Catalase, glutathione peroxidase (GPx), and superoxide dismutase (SOD) enzyme activities for each individual were measured from the same supernatant. Five milligrams of lyophilized microdissected skeletal muscle was homogenized in 150 μL of buffer (1:30) containing (in mmol/L) 250 sucrose, 10 Tris•HCl pH 7.4, 1 EDTA, and protease inhibitors (Roche 11836170001). The homogenate was centrifuged at 10,000 × g for 15 min then several aliquots of the 1:30 supernatant were frozen in liquid nitrogen and stored at −80°C until assay.

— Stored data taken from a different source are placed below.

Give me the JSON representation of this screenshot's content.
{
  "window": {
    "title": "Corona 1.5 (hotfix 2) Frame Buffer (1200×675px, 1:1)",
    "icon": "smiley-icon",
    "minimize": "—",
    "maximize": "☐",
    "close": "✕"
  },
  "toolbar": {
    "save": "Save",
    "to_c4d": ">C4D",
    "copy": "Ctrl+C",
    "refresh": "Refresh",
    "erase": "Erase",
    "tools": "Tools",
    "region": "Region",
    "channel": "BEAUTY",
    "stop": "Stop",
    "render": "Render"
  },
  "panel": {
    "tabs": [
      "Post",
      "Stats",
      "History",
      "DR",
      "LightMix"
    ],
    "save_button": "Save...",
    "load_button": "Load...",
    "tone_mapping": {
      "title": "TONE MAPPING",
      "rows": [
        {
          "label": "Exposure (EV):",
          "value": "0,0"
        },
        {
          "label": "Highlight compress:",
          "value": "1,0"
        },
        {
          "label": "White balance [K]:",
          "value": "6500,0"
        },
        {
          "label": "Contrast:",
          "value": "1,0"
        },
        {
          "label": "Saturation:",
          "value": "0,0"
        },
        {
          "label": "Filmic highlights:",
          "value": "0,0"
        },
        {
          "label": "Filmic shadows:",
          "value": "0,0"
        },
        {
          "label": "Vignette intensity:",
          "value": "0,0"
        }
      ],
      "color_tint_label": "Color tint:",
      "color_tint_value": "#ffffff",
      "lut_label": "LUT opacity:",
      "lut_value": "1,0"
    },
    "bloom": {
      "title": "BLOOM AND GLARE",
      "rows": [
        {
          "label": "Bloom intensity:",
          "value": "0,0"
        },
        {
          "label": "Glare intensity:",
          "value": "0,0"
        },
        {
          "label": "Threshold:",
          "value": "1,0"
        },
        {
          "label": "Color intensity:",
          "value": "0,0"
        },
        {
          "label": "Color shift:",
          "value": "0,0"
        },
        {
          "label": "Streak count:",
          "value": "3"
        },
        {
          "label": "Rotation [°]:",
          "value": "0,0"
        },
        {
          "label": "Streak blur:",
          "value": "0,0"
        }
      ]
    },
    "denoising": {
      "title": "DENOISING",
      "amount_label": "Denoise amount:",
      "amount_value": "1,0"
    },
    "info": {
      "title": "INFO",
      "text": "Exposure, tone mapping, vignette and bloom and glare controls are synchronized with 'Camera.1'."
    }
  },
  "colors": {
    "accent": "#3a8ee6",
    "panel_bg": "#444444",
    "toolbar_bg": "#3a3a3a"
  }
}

For catalase (abcam ab83464, fluorometric method) and GPx (abcam ab102530, colorimetric method), the 1:30 sample was diluted fourfold with ice‐cold assay buffer. Diluted supernatant of 4 μL was used in the catalase assay (sample and sample high control) and 10 μL in the GPx assay. For SOD (abcam ab65354, colorimetric method), 12 μL of the undiluted supernatant was used.

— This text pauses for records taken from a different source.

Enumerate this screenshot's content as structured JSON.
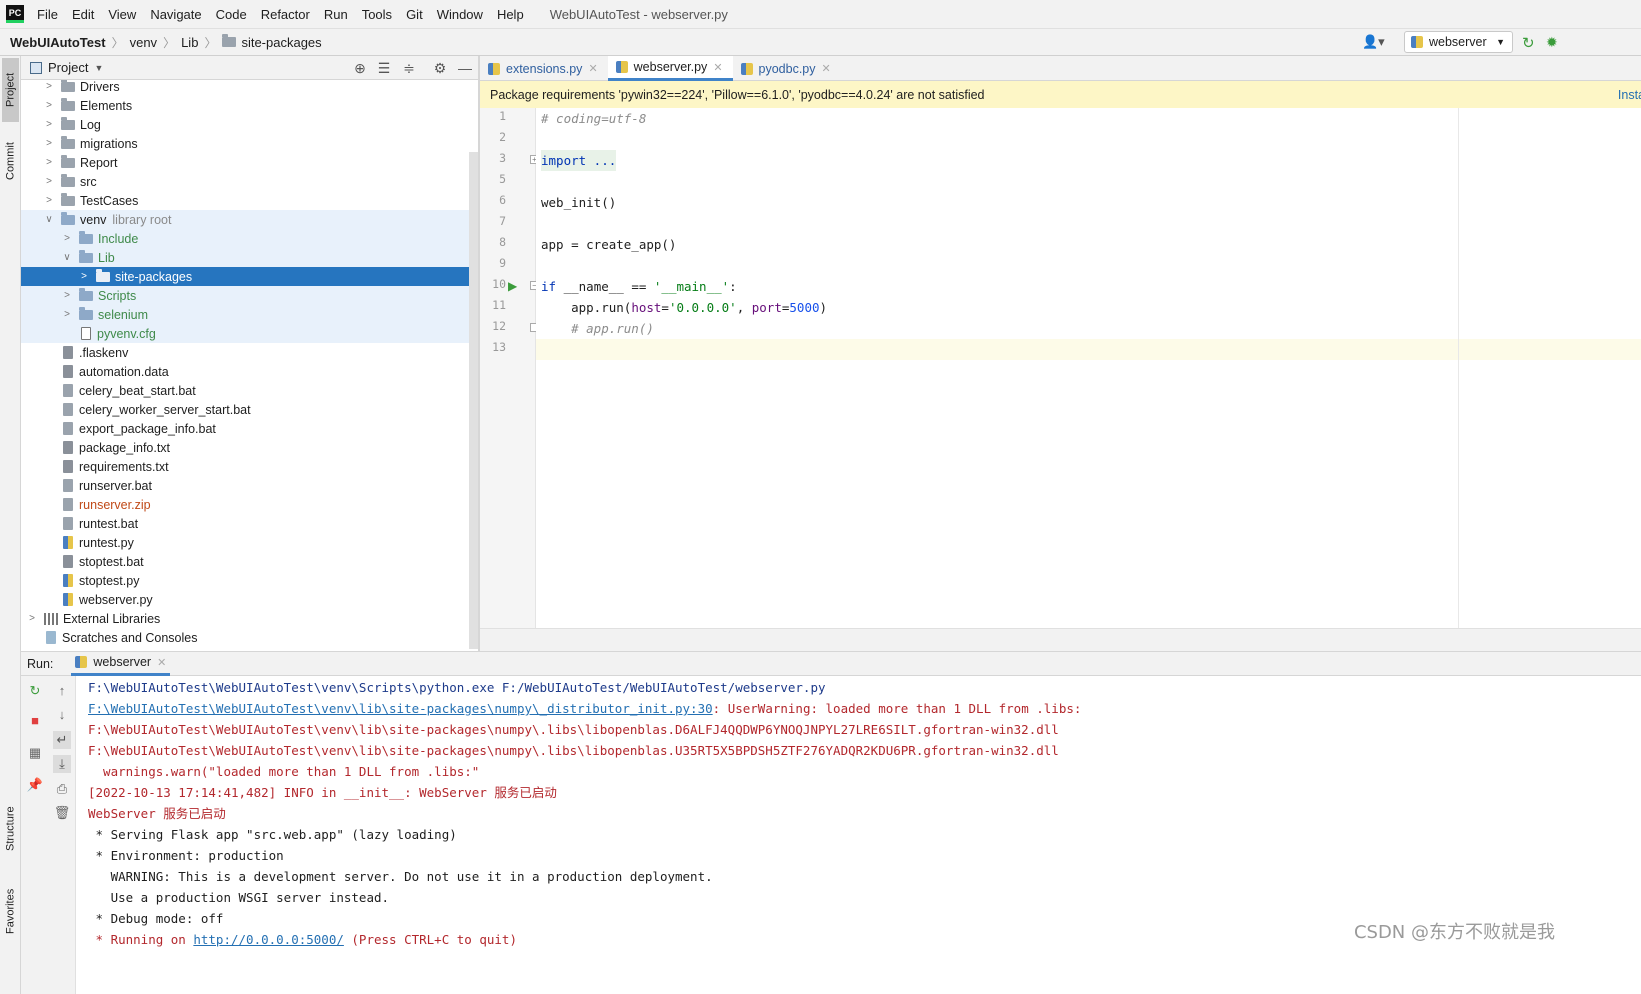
{
  "menu": {
    "logo": "PC",
    "items": [
      "File",
      "Edit",
      "View",
      "Navigate",
      "Code",
      "Refactor",
      "Run",
      "Tools",
      "Git",
      "Window",
      "Help"
    ],
    "window_title": "WebUIAutoTest - webserver.py"
  },
  "breadcrumb": [
    "WebUIAutoTest",
    "venv",
    "Lib",
    "site-packages"
  ],
  "run_config": "webserver",
  "left_strip": {
    "project": "Project",
    "commit": "Commit",
    "structure": "Structure",
    "favorites": "Favorites"
  },
  "project_panel": {
    "title": "Project"
  },
  "tree": [
    {
      "label": "Drivers",
      "type": "folder"
    },
    {
      "label": "Elements",
      "type": "folder"
    },
    {
      "label": "Log",
      "type": "folder"
    },
    {
      "label": "migrations",
      "type": "folder"
    },
    {
      "label": "Report",
      "type": "folder"
    },
    {
      "label": "src",
      "type": "folder"
    },
    {
      "label": "TestCases",
      "type": "folder"
    },
    {
      "label": "venv",
      "suffix": "library root",
      "type": "folder-open"
    },
    {
      "label": "Include",
      "type": "folder"
    },
    {
      "label": "Lib",
      "type": "folder-open"
    },
    {
      "label": "site-packages",
      "type": "folder",
      "selected": true
    },
    {
      "label": "Scripts",
      "type": "folder"
    },
    {
      "label": "selenium",
      "type": "folder"
    },
    {
      "label": "pyvenv.cfg",
      "type": "cfg"
    },
    {
      "label": ".flaskenv",
      "type": "file"
    },
    {
      "label": "automation.data",
      "type": "file"
    },
    {
      "label": "celery_beat_start.bat",
      "type": "bat"
    },
    {
      "label": "celery_worker_server_start.bat",
      "type": "bat"
    },
    {
      "label": "export_package_info.bat",
      "type": "bat"
    },
    {
      "label": "package_info.txt",
      "type": "file"
    },
    {
      "label": "requirements.txt",
      "type": "file"
    },
    {
      "label": "runserver.bat",
      "type": "bat"
    },
    {
      "label": "runserver.zip",
      "type": "zip"
    },
    {
      "label": "runtest.bat",
      "type": "bat"
    },
    {
      "label": "runtest.py",
      "type": "py"
    },
    {
      "label": "stoptest.bat",
      "type": "file"
    },
    {
      "label": "stoptest.py",
      "type": "py"
    },
    {
      "label": "webserver.py",
      "type": "py"
    },
    {
      "label": "External Libraries",
      "type": "lib"
    },
    {
      "label": "Scratches and Consoles",
      "type": "scratch"
    }
  ],
  "editor_tabs": [
    {
      "label": "extensions.py",
      "active": false
    },
    {
      "label": "webserver.py",
      "active": true
    },
    {
      "label": "pyodbc.py",
      "active": false
    }
  ],
  "banner": {
    "text": "Package requirements 'pywin32==224', 'Pillow==6.1.0', 'pyodbc==4.0.24' are not satisfied",
    "action": "Insta"
  },
  "line_numbers": [
    "1",
    "2",
    "3",
    "5",
    "6",
    "7",
    "8",
    "9",
    "10",
    "11",
    "12",
    "13"
  ],
  "code": {
    "l1": "# coding=utf-8",
    "l3": "import ...",
    "l6": "web_init()",
    "l8": "app = create_app()",
    "l10_kw": "if",
    "l10_a": " __name__ == ",
    "l10_s": "'__main__'",
    "l10_b": ":",
    "l11_a": "    app.run(",
    "l11_p1": "host",
    "l11_eq1": "=",
    "l11_s": "'0.0.0.0'",
    "l11_c": ", ",
    "l11_p2": "port",
    "l11_eq2": "=",
    "l11_n": "5000",
    "l11_e": ")",
    "l12": "    # app.run()"
  },
  "run_panel": {
    "label": "Run:",
    "tab": "webserver"
  },
  "console": {
    "c1": "F:\\WebUIAutoTest\\WebUIAutoTest\\venv\\Scripts\\python.exe F:/WebUIAutoTest/WebUIAutoTest/webserver.py",
    "c2_link": "F:\\WebUIAutoTest\\WebUIAutoTest\\venv\\lib\\site-packages\\numpy\\_distributor_init.py:30",
    "c2_rest": ": UserWarning: loaded more than 1 DLL from .libs:",
    "c3": "F:\\WebUIAutoTest\\WebUIAutoTest\\venv\\lib\\site-packages\\numpy\\.libs\\libopenblas.D6ALFJ4QQDWP6YNOQJNPYL27LRE6SILT.gfortran-win32.dll",
    "c4": "F:\\WebUIAutoTest\\WebUIAutoTest\\venv\\lib\\site-packages\\numpy\\.libs\\libopenblas.U35RT5X5BPDSH5ZTF276YADQR2KDU6PR.gfortran-win32.dll",
    "c5": "  warnings.warn(\"loaded more than 1 DLL from .libs:\"",
    "c6": "[2022-10-13 17:14:41,482] INFO in __init__: WebServer 服务已启动",
    "c7": "WebServer 服务已启动",
    "c8": " * Serving Flask app \"src.web.app\" (lazy loading)",
    "c9": " * Environment: production",
    "c10": "   WARNING: This is a development server. Do not use it in a production deployment.",
    "c11": "   Use a production WSGI server instead.",
    "c12": " * Debug mode: off",
    "c13_a": " * Running on ",
    "c13_link": "http://0.0.0.0:5000/",
    "c13_b": " (Press CTRL+C to quit)"
  },
  "watermark": "CSDN @东方不败就是我"
}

ATP and intramuscular triglyceride (IMTG): Five milligrams of lyophilized microdissected skeletal muscle was homogenized in 375 μL of cell lysis reagent (Roche). Whole homogenate of 25 μL was removed to determine ATP content as described (Wang et al. 2011). The sample for ATP was diluted 10‐fold in cell lysis reagent before undergoing six freeze–thaw cycles (liquid nitrogen to room temperature) followed by boiling for 15 min to inactivate ATPase activity. The sample was centrifuged at 17,900 × g for 5 min and the supernatant further diluted 10‐fold in cell lysis reagent. The ATP Bioluminescence Assay Kit HS II (Roche) and a SpectraMax L luminescence microplate reader (Molecular Devices) were used to determine ATP levels. Lipids were extracted (Bligh and Dyer 1959) from the remaining homogenate (350 μL) and solubilized in PBS containing 5% Triton X‐100. IMTG was determined using the EnzyChrom Triglyceride Assay Kit (BioAssay Systems).

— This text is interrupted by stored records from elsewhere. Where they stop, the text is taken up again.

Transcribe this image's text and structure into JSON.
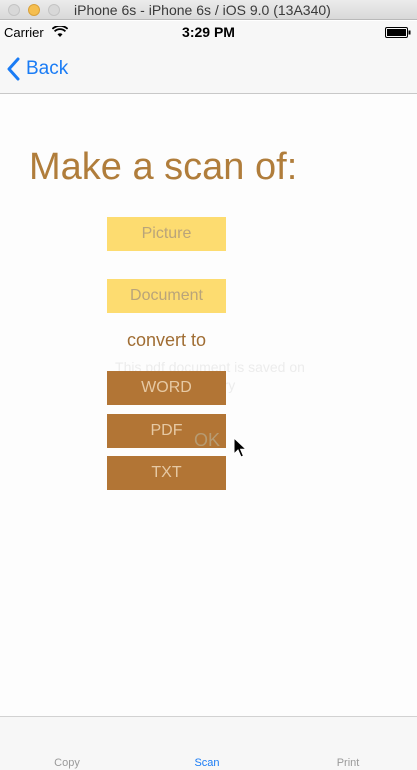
{
  "window": {
    "title": "iPhone 6s - iPhone 6s / iOS 9.0 (13A340)"
  },
  "status_bar": {
    "carrier": "Carrier",
    "time": "3:29 PM"
  },
  "nav": {
    "back_label": "Back"
  },
  "main": {
    "heading": "Make a scan of:",
    "source_buttons": [
      "Picture",
      "Document"
    ],
    "convert_label": "convert to",
    "format_buttons": [
      "WORD",
      "PDF",
      "TXT"
    ],
    "alert_message": "This pdf document is saved on memory",
    "alert_ok": "OK"
  },
  "tabs": [
    "Copy",
    "Scan",
    "Print"
  ],
  "colors": {
    "accent": "#1a7cf5",
    "heading": "#b07d3b",
    "yellow_button": "#fddc70",
    "brown_button": "#b27535"
  }
}
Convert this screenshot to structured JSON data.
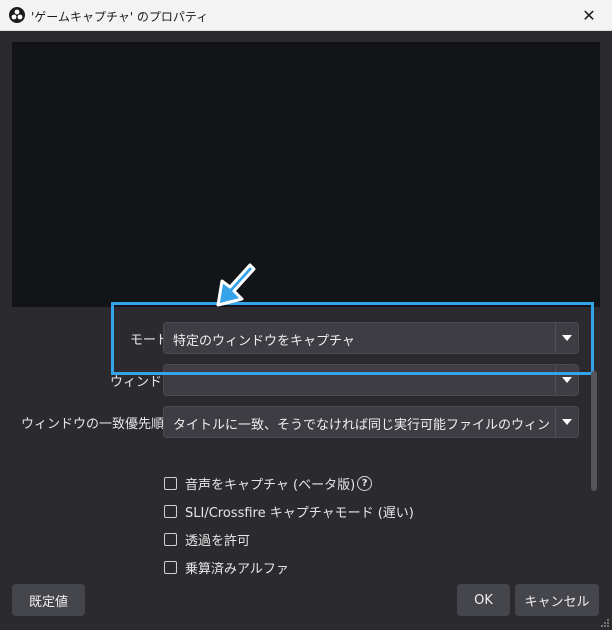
{
  "window": {
    "title": "'ゲームキャプチャ' のプロパティ",
    "close_glyph": "✕"
  },
  "form": {
    "mode": {
      "label": "モード",
      "value": "特定のウィンドウをキャプチャ"
    },
    "window": {
      "label": "ウィンドウ",
      "value": ""
    },
    "priority": {
      "label": "ウィンドウの一致優先順位",
      "value": "タイトルに一致、そうでなければ同じ実行可能ファイルのウィンドウを見つける"
    }
  },
  "checkboxes": [
    {
      "label": "音声をキャプチャ (ベータ版)",
      "checked": false,
      "help": "?"
    },
    {
      "label": "SLI/Crossfire キャプチャモード (遅い)",
      "checked": false
    },
    {
      "label": "透過を許可",
      "checked": false
    },
    {
      "label": "乗算済みアルファ",
      "checked": false
    }
  ],
  "buttons": {
    "defaults": "既定値",
    "ok": "OK",
    "cancel": "キャンセル"
  },
  "colors": {
    "highlight": "#34a3ea",
    "background": "#2b2b2f",
    "preview": "#131418"
  },
  "icons": [
    "obs-logo-icon",
    "close-icon",
    "chevron-down-icon",
    "help-icon",
    "annotation-arrow-icon",
    "resize-grip-icon"
  ]
}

Hydrogen peroxide (H₂O₂), glycogen synthase (GS), glucose 6‐phosphate (G6P), and glycogen: Two milligrams of lyophilized microdissected skeletal muscle was homogenized in 300 μL of buffer containing (in mmol/L) 50 tricine pH 7.4, 100 NaF, 10 EDTA, and protease inhibitors (Roche 11836170001). The homogenate was centrifuged at 13,000 × g for 5 min at 4°C. An aliquot of supernatant was removed for GS activity and total protein determination and the remaining supernatant was frozen and boiled for 5 min, and centrifugation repeated. This last supernatant was used for fluorometric determination of H₂O₂ using the Hydrogen Peroxide Assay Kit (abcam), G6P using the High Sensitivity Glucose‐6‐Phosphate Assay Kit (Sigma), and glycogen using the Glycogen Assay Kit (Sigma). GS activity was measured as previously described (Ryan et al. 2012).